Kentucky is known for its bourbon and luckily for us, a few distilleries were a short drive from Lexington. Prior to leaving home I had done some research and had decided that The Woodford Reserve Distillery would make a great side trip. As I refused to pay $12.95 a day for Internet access at the hotel, I was glad that I had done my homework before leaving home.

Saturday was hot and humid, but we bravely left the climate-controlled environment of the hotel to venture out to the countryside and the distillery.

The Woodford Reserve Distillery is one of the oldest bourbon distilleries in the country.

After buying tickets for the next available tour, we wandered around the spacious history center/tasting room of the visitor center.

We had been informed that we would be given a sample of the bourbon after our tour.

We enjoyed the air conditioning while reading up on the history of whisky and bourbon making.
Kentucky is known for its fine bourbons because of the numerous limestone springs that produce "sweet water".
A final note: all bourbon is whisky, but all whisky is not bourbon.

The distillery has some art on display.

It was time for our tour to start and we followed our guide out into the hot June day. We have been assured that there are 72 steps down to the valley where the distillery sits.

First we go into the distillery building. This building dates to 1840. Notice the mill stone above the door?

This distillery has been designated a National Historic Landmark.

Our tour guide starts off by giving us the list of ingredients in bourbon, as well as the government guidelines. To wit, corn must comprise at least 51% of the grain content and the final product can be no more than 160 proof (80% alcohol by volume).

The mixture first goes into the mash cooker.

From there it goes into a fermenter made from cypress. No trees were cut down for these vat, as the wood was reclaimed from the bottom of the swamps.

Coils line the vats. Water is pumped through the coils, thus helping to regulate the temperature of the mixture.

The aroma of yeast is heavy in the air.

It's Alive! Mwahahahaha!

Now we move on to the distillery room.

The Woodford Reserve Distillery is the only one in the country that uses copper stills.

The safe. Here samples are collected and stored. In prior years, the samples were kept in this locked safe so that the government could come in and check the samples, confident that no tampering had occurred. Likewise, the distillery could rest assured that the government was not cheating them out of more tax money.

Woodford Reserve uses a gravity-fed barrel run to move the full barrels to the barrel warehouse. After the young bourbon is placed in a barrel, it is moved to the rails that start at the door.

The barrels are rolled down the 500 foot barrel run to the barrel warehouse.

This Barrel Warehouse was built about 1890. The stone walls are about two feet thick and help to regulate the temperatures inside.

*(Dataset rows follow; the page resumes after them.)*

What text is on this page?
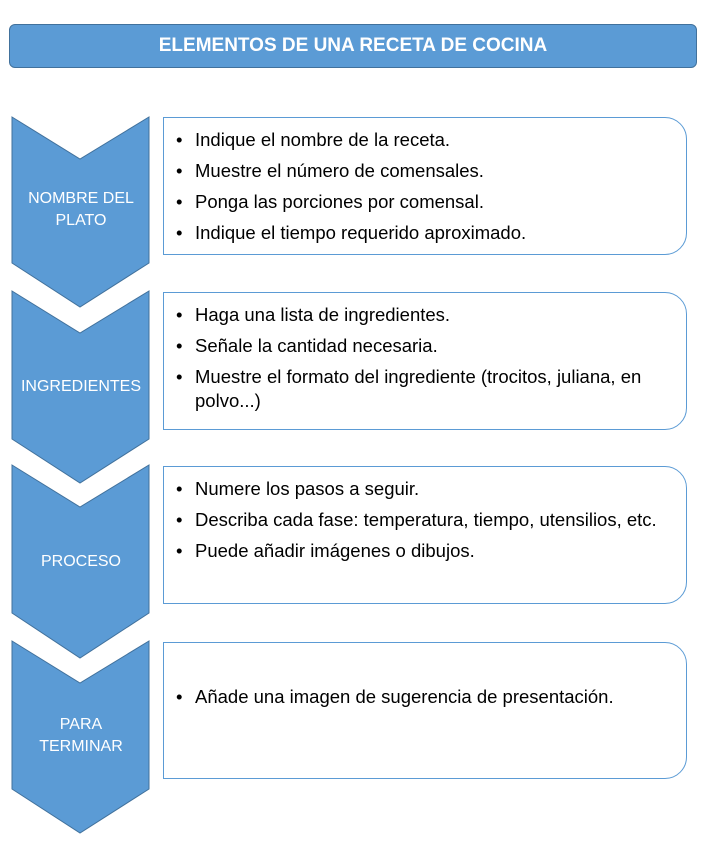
ELEMENTOS DE UNA RECETA DE COCINA
NOMBRE DEL
PLATO
INGREDIENTES
PROCESO
PARA
TERMINAR
• Indique el nombre de la receta.
• Muestre el número de comensales.
• Ponga las porciones por comensal.
• Indique el tiempo requerido aproximado.
• Haga una lista de ingredientes.
• Señale la cantidad necesaria.
• Muestre el formato del ingrediente (trocitos, juliana, en polvo...)
• Numere los pasos a seguir.
• Describa cada fase: temperatura, tiempo, utensilios, etc.
• Puede añadir imágenes o dibujos.
• Añade una imagen de sugerencia de presentación.
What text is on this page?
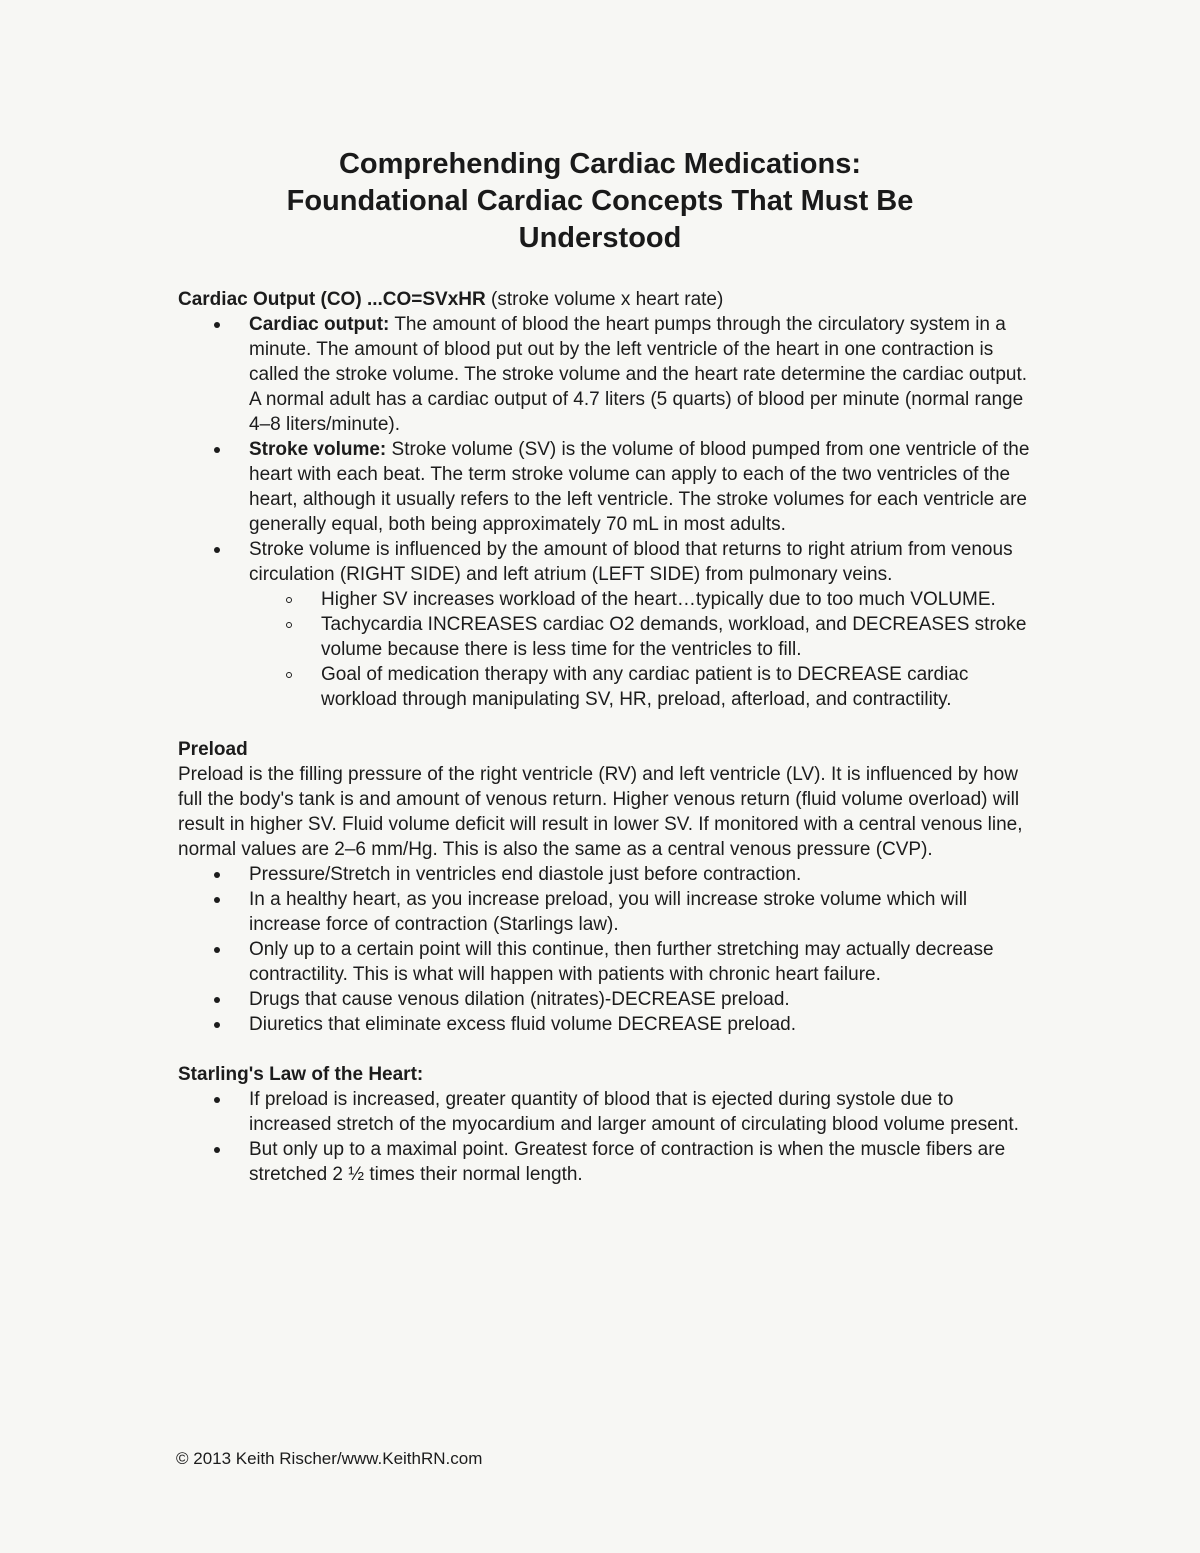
Comprehending Cardiac Medications:
Foundational Cardiac Concepts That Must Be
Understood

Cardiac Output (CO) ...CO=SVxHR (stroke volume x heart rate)

Cardiac output: The amount of blood the heart pumps through the circulatory system in a minute. The amount of blood put out by the left ventricle of the heart in one contraction is called the stroke volume. The stroke volume and the heart rate determine the cardiac output. A normal adult has a cardiac output of 4.7 liters (5 quarts) of blood per minute (normal range 4–8 liters/minute).
Stroke volume: Stroke volume (SV) is the volume of blood pumped from one ventricle of the heart with each beat. The term stroke volume can apply to each of the two ventricles of the heart, although it usually refers to the left ventricle. The stroke volumes for each ventricle are generally equal, both being approximately 70 mL in most adults.
Stroke volume is influenced by the amount of blood that returns to right atrium from venous circulation (RIGHT SIDE) and left atrium (LEFT SIDE) from pulmonary veins.
Higher SV increases workload of the heart…typically due to too much VOLUME.
Tachycardia INCREASES cardiac O2 demands, workload, and DECREASES stroke volume because there is less time for the ventricles to fill.
Goal of medication therapy with any cardiac patient is to DECREASE cardiac workload through manipulating SV, HR, preload, afterload, and contractility.

Preload

Preload is the filling pressure of the right ventricle (RV) and left ventricle (LV). It is influenced by how full the body's tank is and amount of venous return. Higher venous return (fluid volume overload) will result in higher SV. Fluid volume deficit will result in lower SV. If monitored with a central venous line, normal values are 2–6 mm/Hg. This is also the same as a central venous pressure (CVP).

Pressure/Stretch in ventricles end diastole just before contraction.
In a healthy heart, as you increase preload, you will increase stroke volume which will increase force of contraction (Starlings law).
Only up to a certain point will this continue, then further stretching may actually decrease contractility. This is what will happen with patients with chronic heart failure.
Drugs that cause venous dilation (nitrates)-DECREASE preload.
Diuretics that eliminate excess fluid volume DECREASE preload.

Starling's Law of the Heart:

If preload is increased, greater quantity of blood that is ejected during systole due to increased stretch of the myocardium and larger amount of circulating blood volume present.
But only up to a maximal point. Greatest force of contraction is when the muscle fibers are stretched 2 ½ times their normal length.
© 2013 Keith Rischer/www.KeithRN.com
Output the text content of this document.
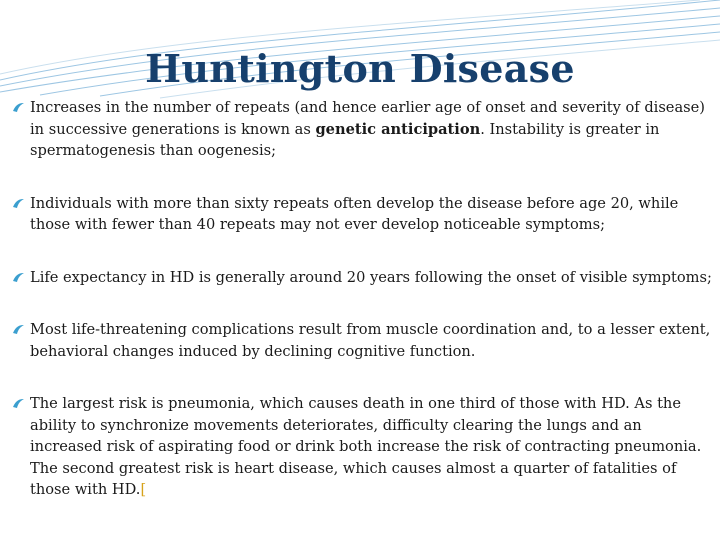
Huntington Disease
Increases in the number of repeats (and hence earlier age of onset and severity of disease) in successive generations is known as genetic anticipation. Instability is greater in spermatogenesis than oogenesis;
Individuals with more than sixty repeats often develop the disease before age 20, while those with fewer than 40 repeats may not ever develop noticeable symptoms;
Life expectancy in HD is generally around 20 years following the onset of visible symptoms;
Most life-threatening complications result from muscle coordination and, to a lesser extent, behavioral changes induced by declining cognitive function.
The largest risk is pneumonia, which causes death in one third of those with HD. As the ability to synchronize movements deteriorates, difficulty clearing the lungs and an increased risk of aspirating food or drink both increase the risk of contracting pneumonia. The second greatest risk is heart disease, which causes almost a quarter of fatalities of those with HD.[
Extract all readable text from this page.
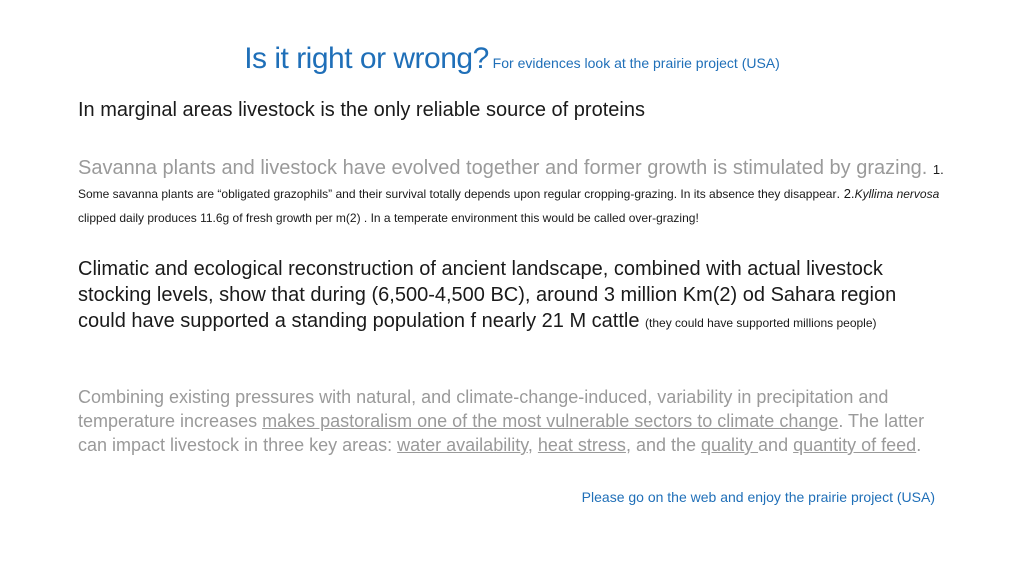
Is it right or wrong? For evidences look at the prairie project (USA)
In marginal areas livestock is the only reliable source of proteins
Savanna plants and livestock have evolved together and former growth is stimulated by grazing. 1. Some savanna plants are “obligated grazophils” and their survival totally depends upon regular cropping-grazing. In its absence they disappear. 2.Kyllima nervosa clipped daily produces 11.6g of fresh growth per m(2) . In a temperate environment this would be called over-grazing!
Climatic and ecological reconstruction of ancient landscape, combined with actual livestock stocking levels, show that during (6,500-4,500 BC), around 3 million Km(2) od Sahara region could have supported a standing population f nearly 21 M cattle (they could have supported millions people)
Combining existing pressures with natural, and climate-change-induced, variability in precipitation and temperature increases makes pastoralism one of the most vulnerable sectors to climate change. The latter can impact livestock in three key areas: water availability, heat stress, and the quality and quantity of feed.
Please go on the web and enjoy the prairie project (USA)
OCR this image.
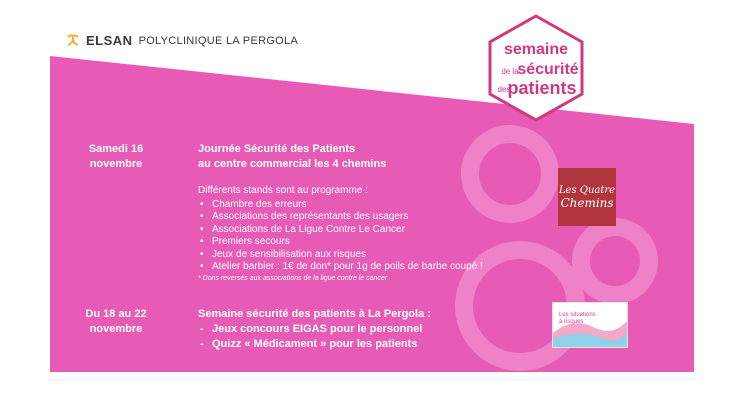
ELSAN POLYCLINIQUE LA PERGOLA
semaine
de la
sécurité
des
patients
Samedi 16
novembre
Journée Sécurité des Patients
au centre commercial les 4 chemins
Différents stands sont au programme :
• Chambre des erreurs
• Associations des représentants des usagers
• Associations de La Ligue Contre Le Cancer
• Premiers secours
• Jeux de sensibilisation aux risques
• Atelier barbier : 1€ de don* pour 1g de poils de barbe coupé !
* Dons reversés aux associations de la ligue contre le cancer
Les Quatre
Chemins
Du 18 au 22
novembre
Semaine sécurité des patients à La Pergola :
- Jeux concours EIGAS pour le personnel
- Quizz « Médicament » pour les patients
Les situations
à risques
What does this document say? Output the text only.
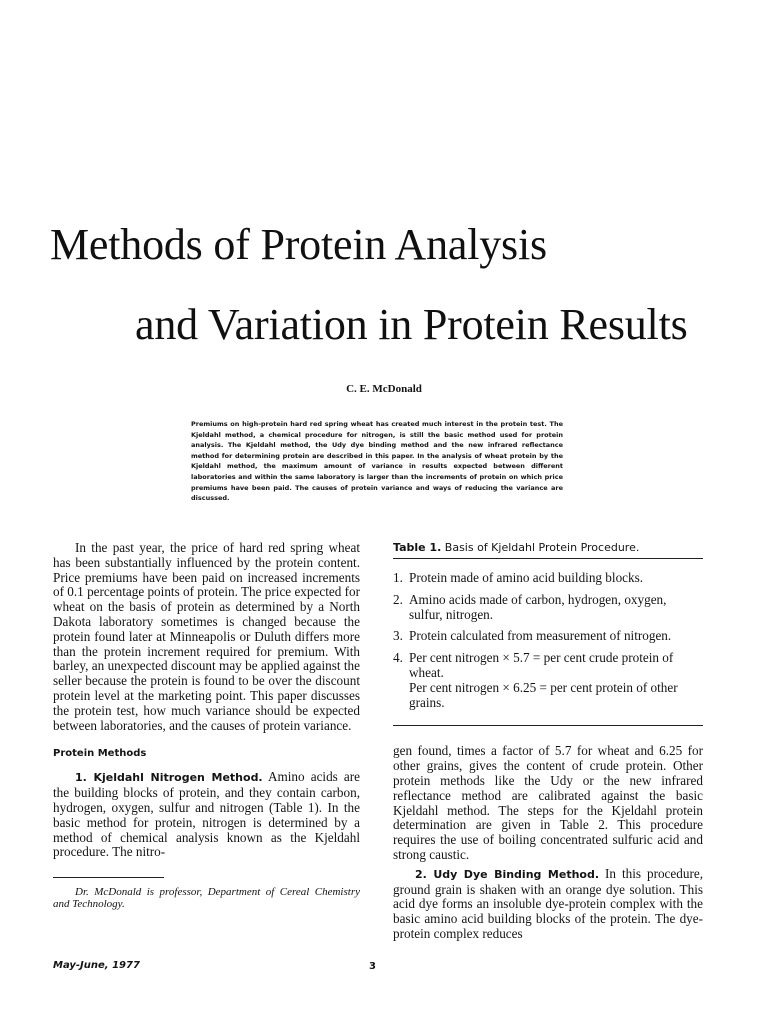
Methods of Protein Analysis
and Variation in Protein Results
C. E. McDonald

Premiums on high-protein hard red spring wheat has created much interest in the protein test. The Kjeldahl method, a chemical procedure for nitrogen, is still the basic method used for protein analysis. The Kjeldahl method, the Udy dye binding method and the new infrared reflectance method for determining protein are described in this paper. In the analysis of wheat protein by the Kjeldahl method, the maximum amount of variance in results expected between different laboratories and within the same laboratory is larger than the increments of protein on which price premiums have been paid. The causes of protein variance and ways of reducing the variance are discussed.

In the past year, the price of hard red spring wheat has been substantially influenced by the protein content. Price premiums have been paid on increased increments of 0.1 percentage points of protein. The price expected for wheat on the basis of protein as determined by a North Dakota laboratory sometimes is changed because the protein found later at Minneapolis or Duluth differs more than the protein increment required for premium. With barley, an unexpected discount may be applied against the seller because the protein is found to be over the discount protein level at the marketing point. This paper discusses the protein test, how much variance should be expected between laboratories, and the causes of protein variance.

Protein Methods

1. Kjeldahl Nitrogen Method. Amino acids are the building blocks of protein, and they contain carbon, hydrogen, oxygen, sulfur and nitrogen (Table 1). In the basic method for protein, nitrogen is determined by a method of chemical analysis known as the Kjeldahl procedure. The nitro-

Dr. McDonald is professor, Department of Cereal Chemistry and Technology.

Table 1. Basis of Kjeldahl Protein Procedure.
1. Protein made of amino acid building blocks.
2. Amino acids made of carbon, hydrogen, oxygen, sulfur, nitrogen.
3. Protein calculated from measurement of nitrogen.
4. Per cent nitrogen × 5.7 = per cent crude protein of wheat.
Per cent nitrogen × 6.25 = per cent protein of other grains.

gen found, times a factor of 5.7 for wheat and 6.25 for other grains, gives the content of crude protein. Other protein methods like the Udy or the new infrared reflectance method are calibrated against the basic Kjeldahl method. The steps for the Kjeldahl protein determination are given in Table 2. This procedure requires the use of boiling concentrated sulfuric acid and strong caustic.

2. Udy Dye Binding Method. In this procedure, ground grain is shaken with an orange dye solution. This acid dye forms an insoluble dye-protein complex with the basic amino acid building blocks of the protein. The dye-protein complex reduces

May-June, 1977	3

We learned that this distillery was one of only a handful of distilleries that had permission to operate and make "Medicinal alcohol" during the years of Prohibition.

Already we can smell "The Angel's Share", the bourbon that evaporates off during the aging process. Our guide tells us that up to 30% of the product in the barrels evaporates during this time.

The lower end of the barrel run.

And here are the rails that hook over the door sill, allowing the barrels to be rolled inside the building.

Aging barrels.

Lots of aging barrels.

If you click on this picture, you can see some of the "bourbon honey" seeping through the holes where samples of the liquor were taken.

By law, only new barrels can be used to make bourbon. The distillery sells their old barrels to whisky distilleries, often in Ireland and Scotland.

Woodford Reserve limits its bourbon production so that they can maintain the old traditions of handcrafted bourbon-making.

Woodford Reserve Bourbon is the official bourbon of the Kentucky Derby. The distillery has collector bottles to commemorate the event.

Woodford Reserve bourbon.

And this was my favorite thing in the bottling house. Fans are wonderful inventions. Did I mention that it was in the low 90's?

This is the equipment needed to bottle the bourbon.

Now we just have to climb back up those 72 steps.

Of course I had to buy a bottle of this fine Kentucky bourbon.


Rosie Hawthorne said...

Very interesting. Thank you.

Kathy said...

What a fascinating place. @ things:
1) those copper stills are the coolest things ever
2) can't the bourbon industry police itself? Why does there need to be a law about the barrels? That seems as silly to me as making a law about what kind of strawberries you have to use to make jam. Too much government, I tell ya.

Marilyn said...

I think that much of government's time is spent in figuring out new ways of creating work (and money) for itself.